Two weeks ago, Tal Cohen of Kiryat Bialik stood before the Torah and uttered the words common to bar mitzvah boys around the world. For Tal, whose speech and learned abilities lag far behind due to pervasive developmental disorder (PDD), it was an uncommon accomplishment.
“Everything Tal did at his bar mitzvah is in Rabbi Pini’s merit,” said his mother Esti Cohen.
Chabad of Kiryat Bialik’s representative Rabbi Pini Marton met with Tal and nine other boys with PDD at the Kadima public school at regular intervals during the school year to prepare them for their bar mitzvahs.
Now, Rabbi Marton will open Israel’s first Friendship Circle, taking the social benefits of the club for boys with developmental disorders one step further.
“Everyone needs a friend,” said Rabbi Marton.
Friendship Circle, a Chabad sponsored program with 70 branches worldwide, pairs up teen volunteers with children of special needs through visits at home and social programs year round. Kiryat Bialik’s new program will be the first non-school-based Friendship Circle in all of Israel. (Currently, the only other Friendship Circle in the country is a school-based variation run by Chabad of Ashkelon.)
If Chabad Bialik’s Friendship Circle is successful it may start a trend. Chabad of Bavli in Tel Aviv is on track to start its own Friendship Circle around the same time, or shortly afterward. A fringe benefit of the Friendship Circle is its tendency to unite people regardless of social, religious barriers.
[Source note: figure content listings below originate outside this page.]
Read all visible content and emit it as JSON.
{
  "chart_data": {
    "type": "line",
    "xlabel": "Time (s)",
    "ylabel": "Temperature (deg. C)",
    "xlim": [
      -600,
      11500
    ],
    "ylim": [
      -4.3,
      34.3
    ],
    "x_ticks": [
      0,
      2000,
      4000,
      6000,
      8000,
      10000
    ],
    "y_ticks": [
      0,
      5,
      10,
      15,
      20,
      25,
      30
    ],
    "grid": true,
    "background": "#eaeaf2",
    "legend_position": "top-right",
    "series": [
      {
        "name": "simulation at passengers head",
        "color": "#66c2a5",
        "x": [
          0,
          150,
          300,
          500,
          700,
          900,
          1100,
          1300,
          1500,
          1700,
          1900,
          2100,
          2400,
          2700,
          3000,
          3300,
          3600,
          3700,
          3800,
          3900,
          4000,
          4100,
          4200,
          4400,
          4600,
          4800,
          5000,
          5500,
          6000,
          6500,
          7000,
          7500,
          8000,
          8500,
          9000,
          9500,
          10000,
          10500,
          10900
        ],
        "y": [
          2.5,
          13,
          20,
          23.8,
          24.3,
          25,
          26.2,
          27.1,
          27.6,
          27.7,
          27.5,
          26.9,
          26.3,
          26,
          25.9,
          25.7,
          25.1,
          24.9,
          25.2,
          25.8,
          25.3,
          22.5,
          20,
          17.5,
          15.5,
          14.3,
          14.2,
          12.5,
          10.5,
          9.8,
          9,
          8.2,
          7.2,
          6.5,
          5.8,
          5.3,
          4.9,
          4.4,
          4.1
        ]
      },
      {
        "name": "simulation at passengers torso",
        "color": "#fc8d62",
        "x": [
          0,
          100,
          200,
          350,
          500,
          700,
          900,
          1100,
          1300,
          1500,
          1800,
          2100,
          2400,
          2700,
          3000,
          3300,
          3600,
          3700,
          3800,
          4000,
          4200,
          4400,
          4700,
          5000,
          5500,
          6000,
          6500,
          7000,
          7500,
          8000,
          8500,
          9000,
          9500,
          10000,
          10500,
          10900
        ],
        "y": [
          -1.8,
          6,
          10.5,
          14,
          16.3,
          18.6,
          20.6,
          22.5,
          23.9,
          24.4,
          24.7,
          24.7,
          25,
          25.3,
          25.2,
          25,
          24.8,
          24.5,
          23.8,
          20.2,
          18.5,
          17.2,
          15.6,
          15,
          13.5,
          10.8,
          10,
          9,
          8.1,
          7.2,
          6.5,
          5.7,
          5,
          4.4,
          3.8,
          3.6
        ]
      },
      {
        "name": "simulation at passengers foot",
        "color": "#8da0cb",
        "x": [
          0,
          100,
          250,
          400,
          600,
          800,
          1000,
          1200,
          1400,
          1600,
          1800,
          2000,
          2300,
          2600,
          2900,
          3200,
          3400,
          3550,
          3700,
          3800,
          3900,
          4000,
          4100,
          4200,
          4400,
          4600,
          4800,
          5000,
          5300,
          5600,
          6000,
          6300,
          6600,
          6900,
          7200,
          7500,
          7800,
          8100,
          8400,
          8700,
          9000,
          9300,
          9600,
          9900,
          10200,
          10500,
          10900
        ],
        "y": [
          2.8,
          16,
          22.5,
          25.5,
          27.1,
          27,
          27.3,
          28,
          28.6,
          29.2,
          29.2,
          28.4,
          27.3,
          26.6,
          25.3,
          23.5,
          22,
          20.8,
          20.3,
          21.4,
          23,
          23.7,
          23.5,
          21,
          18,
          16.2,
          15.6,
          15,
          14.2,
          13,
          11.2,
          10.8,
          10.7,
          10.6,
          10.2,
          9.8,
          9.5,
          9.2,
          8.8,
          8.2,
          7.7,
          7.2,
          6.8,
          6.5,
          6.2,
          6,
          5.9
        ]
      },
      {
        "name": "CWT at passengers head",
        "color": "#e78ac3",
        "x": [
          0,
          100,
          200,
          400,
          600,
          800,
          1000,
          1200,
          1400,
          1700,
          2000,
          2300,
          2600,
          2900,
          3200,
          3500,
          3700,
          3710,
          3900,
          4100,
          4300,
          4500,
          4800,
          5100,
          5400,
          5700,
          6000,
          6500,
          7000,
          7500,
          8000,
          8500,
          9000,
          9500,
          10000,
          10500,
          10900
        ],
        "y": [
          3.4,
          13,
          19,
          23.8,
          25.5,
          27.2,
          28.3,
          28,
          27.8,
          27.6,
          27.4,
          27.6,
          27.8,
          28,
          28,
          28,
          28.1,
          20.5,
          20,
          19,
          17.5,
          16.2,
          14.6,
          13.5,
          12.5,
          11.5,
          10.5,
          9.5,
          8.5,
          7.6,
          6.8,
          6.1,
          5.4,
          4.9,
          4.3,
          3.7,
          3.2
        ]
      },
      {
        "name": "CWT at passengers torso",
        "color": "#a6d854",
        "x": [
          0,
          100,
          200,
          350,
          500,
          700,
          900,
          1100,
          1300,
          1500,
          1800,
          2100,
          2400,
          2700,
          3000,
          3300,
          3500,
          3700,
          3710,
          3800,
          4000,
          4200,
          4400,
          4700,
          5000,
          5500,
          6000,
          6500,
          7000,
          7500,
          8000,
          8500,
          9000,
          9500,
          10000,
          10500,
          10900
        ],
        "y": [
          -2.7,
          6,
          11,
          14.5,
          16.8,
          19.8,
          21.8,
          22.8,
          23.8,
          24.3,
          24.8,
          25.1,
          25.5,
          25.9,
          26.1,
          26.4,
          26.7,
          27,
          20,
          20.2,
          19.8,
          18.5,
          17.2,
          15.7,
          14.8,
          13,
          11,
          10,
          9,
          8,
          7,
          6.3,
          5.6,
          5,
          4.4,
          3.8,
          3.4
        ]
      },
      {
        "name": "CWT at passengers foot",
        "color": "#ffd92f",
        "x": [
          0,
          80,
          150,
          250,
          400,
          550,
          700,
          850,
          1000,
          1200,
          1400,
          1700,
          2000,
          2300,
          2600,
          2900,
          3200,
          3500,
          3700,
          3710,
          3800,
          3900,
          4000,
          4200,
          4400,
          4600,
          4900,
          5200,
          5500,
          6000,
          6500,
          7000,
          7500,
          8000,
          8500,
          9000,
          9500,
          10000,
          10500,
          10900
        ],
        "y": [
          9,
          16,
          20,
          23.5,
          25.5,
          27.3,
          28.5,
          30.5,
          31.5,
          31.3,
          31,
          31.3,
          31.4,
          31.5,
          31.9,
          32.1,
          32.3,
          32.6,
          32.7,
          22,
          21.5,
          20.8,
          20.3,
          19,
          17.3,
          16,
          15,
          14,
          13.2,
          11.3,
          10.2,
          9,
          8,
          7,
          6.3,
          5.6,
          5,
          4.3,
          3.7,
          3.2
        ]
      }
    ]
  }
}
“When you work with people, the mask comes off, and you see there’s not so much difference between us,” said Chabad House of Bavli’s Rabbi Shalom Glitsenstein.
On the square of space on Rabbi Marton’s synagogue office desk not snowed under by Chabad Bialik flyers, Jewish books, computer gadgetry, he lays out his plans for Friendship Circle programs. His goal is to begin the first year with 20 volunteers and 10 children. The friends will meet once a week in the children’s homes, and come together for a monthly group activity like bowling.
Parents of children with special needs, most of them members of the bar mitzvah club, have already signed up. “My son cannot express himself,” warned one mother on her application.
Teen volunteers on the other hand are more challenging. Mrs. Esti Marton, a talented graphic designer, prepared attractive computer-based presentations to help make the message of the Friendship Circle interesting to the online generation.
One of the Martons’ neighbors, a friend of Chabad Bialik, is the volunteer coordinator for ORT Bialik, the area’s largest public high school. Students are obligated to fulfill a number of volunteer hours before they can graduate. But the Friendship Circle will be up against the allure of volunteering for the ambulance corps or the fire department, both of which are options for teens in Israel
The obstacles don’t scare the Martons. Since their appointment to their post five years ago by Chabad of Haifa Bay’s Rabbi Moshe Shmuel Oirechman, they’ve surmounted what others considered not doable. They’ve opened the neighborhood’s first public religious preschool. When they moved to the mostly secular Givat Harakefot neighborhood in Kiryat Bialik on the eve of the Second Lebanon War in 2006, there were no synagogues. People gathered to pray in private homes.
“In times of war, more people feel the need to pray,” said Mrs. Marton.
Chabad opened its doors for High Holiday prayer services, hosted in a large bomb shelter (not an uncommon venue in space-starved Israeli cities). Hundreds attended. Continued interest in the Martons’ prayer services convinced the city to grant them a space to pray. Today Rabbi Marton leads the “Community Synagogue of Givat HaRakefet” in a bright, airy building constructed by the municipality.
On the edge of the synagogue’s property stands a building topped by what looks like a large Parmesan cheese grater. It’s the crusher Kiryat Bialik’s original settlers used to pulverize stone into street-grade gravel for the new town. Chabad Bialik is paving roads towards greater understanding and acceptance of religious Jewish life.
When Rabbi Marton crosses the road from the synagogue to a preschool across from the synagogue, the four-year-olds greet him like a rock star. They cluster around his knees.
A preschooler in a pink sundress runs over. “Rabbi Pini, do you remember we came to your house?”
Throughout the year, Rabbi Marton visits the children to bring them classic Chabad holiday workshops: shofar factory, matzah bakery, Chanukah olive oil pressing.
“They feel like I am their friend,” said Rabbi Marton. “For children to see a rabbi and feel that he is a normal part of their lives is an accomplishment.”
The workshops have become a feature appreciated by local public schools. Ami Reuben, director of Kiryat Bialik’s education department, thanked Rabbi Marton for “enriching the knowledge of many students, especially with regard to Jewish values, Torah and mitzvot” and expressed hope that he “would continue and expand” his activities.
Mrs. Cohen wants Chabad Bialik’s latest program, the Friendship Circle, to meet with the same success.
“I hope Tal will have friends and learn to be a friend.”